This post was written with James Anderson, Communications Coordinator at the World Resources Institute.
“This is unprecedented fire behavior. We’ve never seen conditions like this before. Not a single one of our firefighters has ever faced such extreme conditions.”
This statement from the director of the Texas Forest Service makes it clear that the recent wildfires that scorched Texas belong in a new category of disaster. Already, the state’s wildfires this season have consumed 3.6 million acres (an area the size of Connecticut), swallowed over 1,500 homes, and killed at least four people. According to NOAA, the current wildfire is costing more than $1 million per day and exceeds $5 billion in overall damages across the Southwest. These are costs that will be borne by government, business and residents, alike. The recent Texas wildfires are driven by one of the worst droughts on record, while powerful winds associated with tropical storms have fanned the flames. Moreover, many sources say that climate change is creating the conditions for wildfires to increase, particularly in the Southwest United States. NOAA recently reported that Texas had its warmest and driest summer on record. The lethal combination of drought, heat, and intense storms that can exacerbate fires is expected to become more common around the world as climate change intensifies in the coming years. According to research published in the Proceedings of the National Academy of Sciences, rising temperatures linked to climate change will become the dominant driver of wildfires in the 21st century.
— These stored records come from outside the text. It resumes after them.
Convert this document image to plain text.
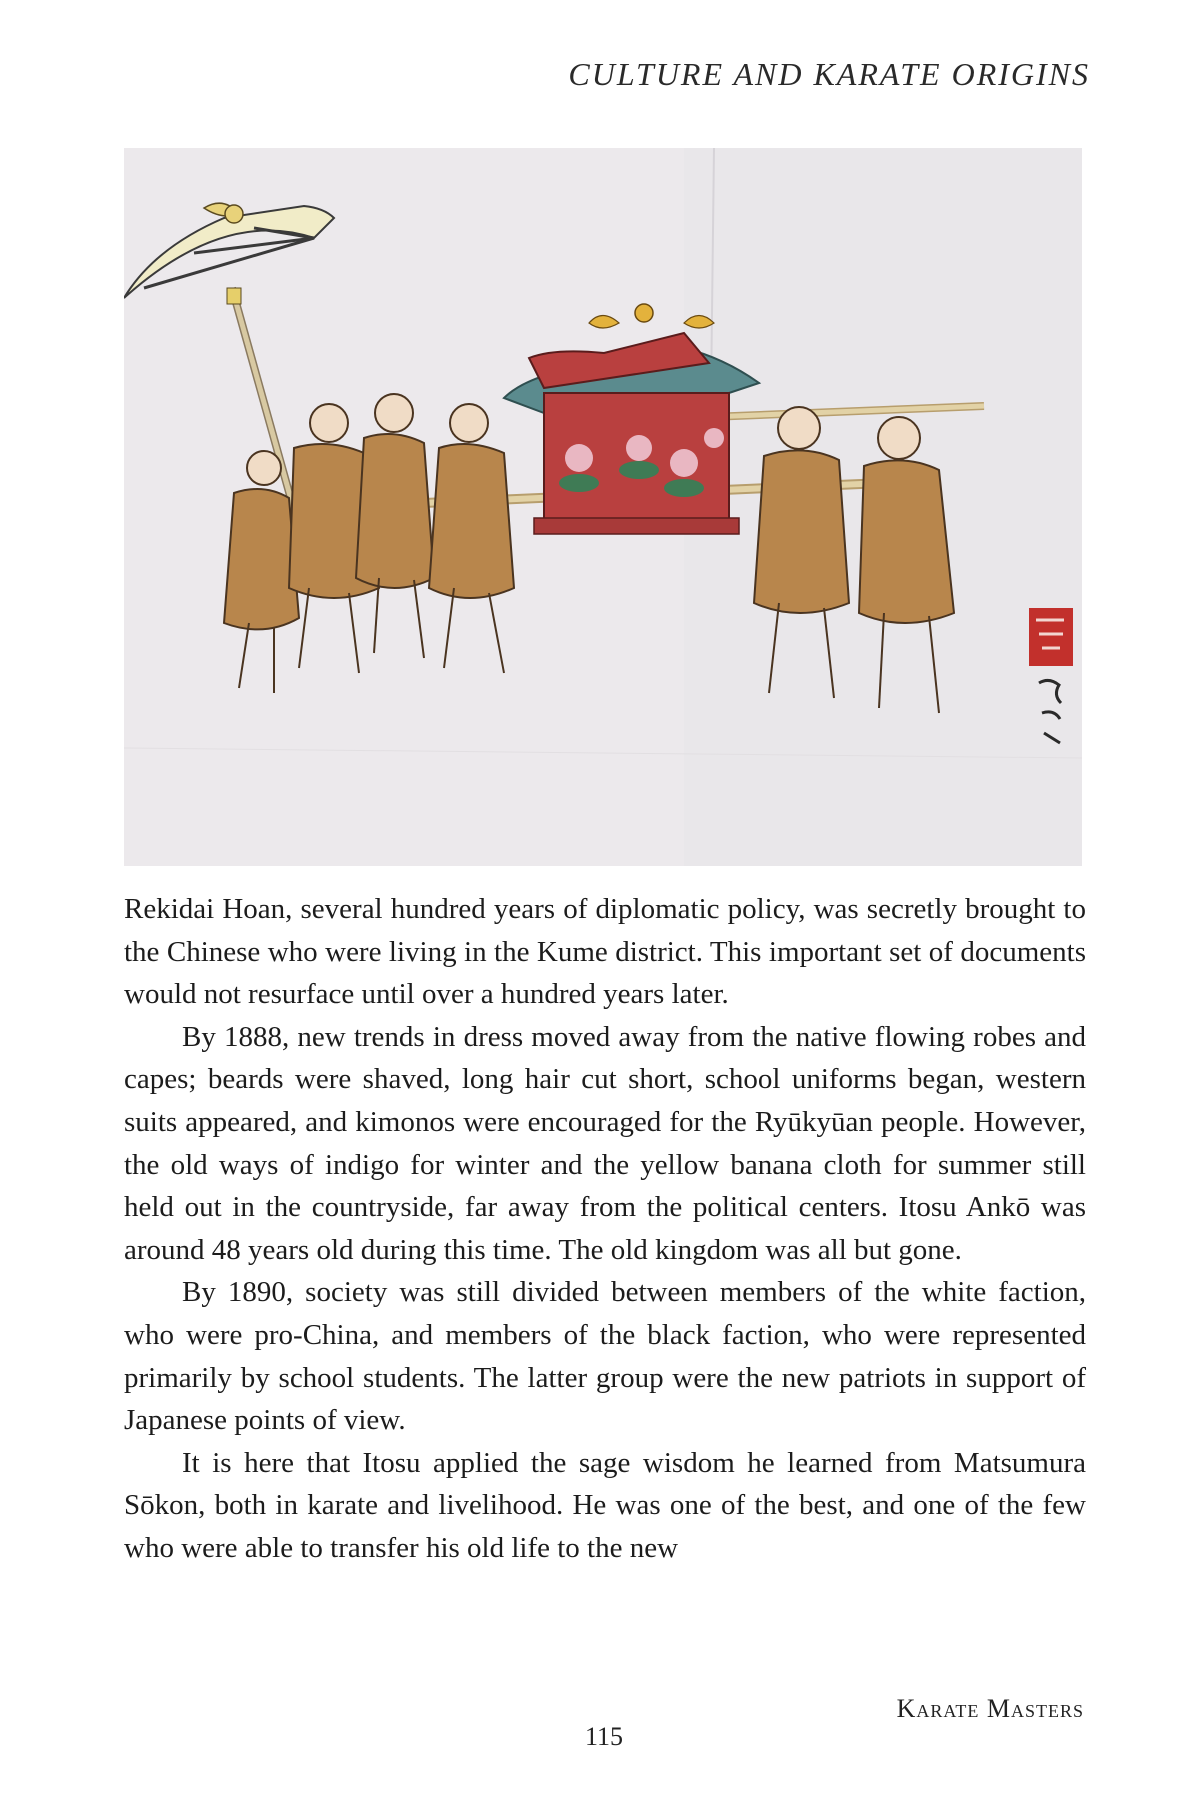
CULTURE AND KARATE ORIGINS

Rekidai Hoan, several hundred years of diplomatic policy, was secretly brought to the Chinese who were living in the Kume district. This important set of documents would not resurface until over a hundred years later.

By 1888, new trends in dress moved away from the native flowing robes and capes; beards were shaved, long hair cut short, school uniforms began, western suits appeared, and kimonos were encouraged for the Ryūkyūan people. However, the old ways of indigo for winter and the yellow banana cloth for summer still held out in the countryside, far away from the political centers. Itosu Ankō was around 48 years old during this time. The old kingdom was all but gone.

By 1890, society was still divided between members of the white faction, who were pro-China, and members of the black faction, who were represented primarily by school students. The latter group were the new patriots in support of Japanese points of view.

It is here that Itosu applied the sage wisdom he learned from Matsumura Sōkon, both in karate and livelihood. He was one of the best, and one of the few who were able to transfer his old life to the new

115
Karate Masters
It’s not just Texas that is experiencing these impacts of droughts and wildfires. The Brazilian Amazon has suffered two “once in a century” droughts in the past decade, one in 2005 and the other in 2010. This set the stage for a number of massive wildfires causing $50 million worth of damage and affecting over 400,000 Brazilians.
Brazil’s wildfires also offer a chance to learn from the recent past. In 2005, regional governments in Brazil recognized the mounting problem of climate-related disturbances and responded be developing with a suite of emergency response measures. Officials set up a “situation room” to monitor wildfires via satellite images, coordinate agency responses, and direct fire-fighting resources to high priority areas. The situation room received data from an international research initiative called the Large-Scale Biosphere Atmosphere Experiment (LBA-ECO), which enabled them to direct professional and volunteer firefighters to ever-shifting fire fronts.
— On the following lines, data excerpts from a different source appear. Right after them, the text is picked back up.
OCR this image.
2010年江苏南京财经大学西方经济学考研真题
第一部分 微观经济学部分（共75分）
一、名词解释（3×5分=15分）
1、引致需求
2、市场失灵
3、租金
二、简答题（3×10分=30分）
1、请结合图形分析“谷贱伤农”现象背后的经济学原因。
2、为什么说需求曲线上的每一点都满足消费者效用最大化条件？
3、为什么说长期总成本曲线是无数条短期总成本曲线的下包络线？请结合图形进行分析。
Brazil’s proactive response to climate-based disasters can provide valuable lessons for Texas, as the state mobilizes its own emergency operations center, collects wildfire data, and deploys fire-fighting resources. In fact, according to NOAA, fire managers in Texas were better prepared due to advance warnings that allowed them “enough time to assess their fire risk, assets, and resources.”
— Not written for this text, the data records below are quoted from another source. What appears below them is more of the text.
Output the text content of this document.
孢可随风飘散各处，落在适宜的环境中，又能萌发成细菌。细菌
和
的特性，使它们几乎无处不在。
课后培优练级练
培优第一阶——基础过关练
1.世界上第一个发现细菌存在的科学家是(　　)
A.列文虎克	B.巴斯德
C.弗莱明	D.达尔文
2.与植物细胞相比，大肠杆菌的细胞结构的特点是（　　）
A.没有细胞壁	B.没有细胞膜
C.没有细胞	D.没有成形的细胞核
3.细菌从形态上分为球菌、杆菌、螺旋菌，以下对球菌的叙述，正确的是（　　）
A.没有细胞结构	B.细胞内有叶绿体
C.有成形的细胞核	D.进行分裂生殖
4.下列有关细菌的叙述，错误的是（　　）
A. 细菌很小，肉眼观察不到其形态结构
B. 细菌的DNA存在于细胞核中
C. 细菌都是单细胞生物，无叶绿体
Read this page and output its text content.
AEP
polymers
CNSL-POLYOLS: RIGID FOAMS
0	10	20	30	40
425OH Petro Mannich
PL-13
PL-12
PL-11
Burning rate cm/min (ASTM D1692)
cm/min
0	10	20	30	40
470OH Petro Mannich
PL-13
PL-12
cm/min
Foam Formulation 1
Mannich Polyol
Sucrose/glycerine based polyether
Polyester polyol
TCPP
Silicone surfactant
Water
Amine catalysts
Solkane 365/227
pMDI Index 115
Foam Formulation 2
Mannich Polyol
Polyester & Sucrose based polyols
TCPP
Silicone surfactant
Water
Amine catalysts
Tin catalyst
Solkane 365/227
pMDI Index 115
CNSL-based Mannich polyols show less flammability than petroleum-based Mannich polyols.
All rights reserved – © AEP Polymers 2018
Together, these experiences are demonstrating the type of innovative approaches that countries – both in the developed and developing world—will need to take as extreme weather and long-term impacts of climate change take hold. Countries are responding by restoring buffering wetlands, investing in new technology to collect climate data, and building community resilience through disaster risk reduction programs targeted at the most vulnerable populations. These and other examples can be found in the forthcoming World Resources Report, Decision-Making is a Changing Climate, published by World Resources Institute, the World Bank, UNDP, and UNEP.
We are just beginning to understand and grapple with how to respond to and prepare for a radically changed world. One thing that is clear is that government officials, both on the national and local levels, will need to make smart and at times difficult choices. The decisions they make today will have a large impact on our ability to respond to future disasters and long-term changes. We already have many of the tools, information, resources, and strategies for the challenges that lie ahead. And if we act wisely, we can be better prepared for our changing world.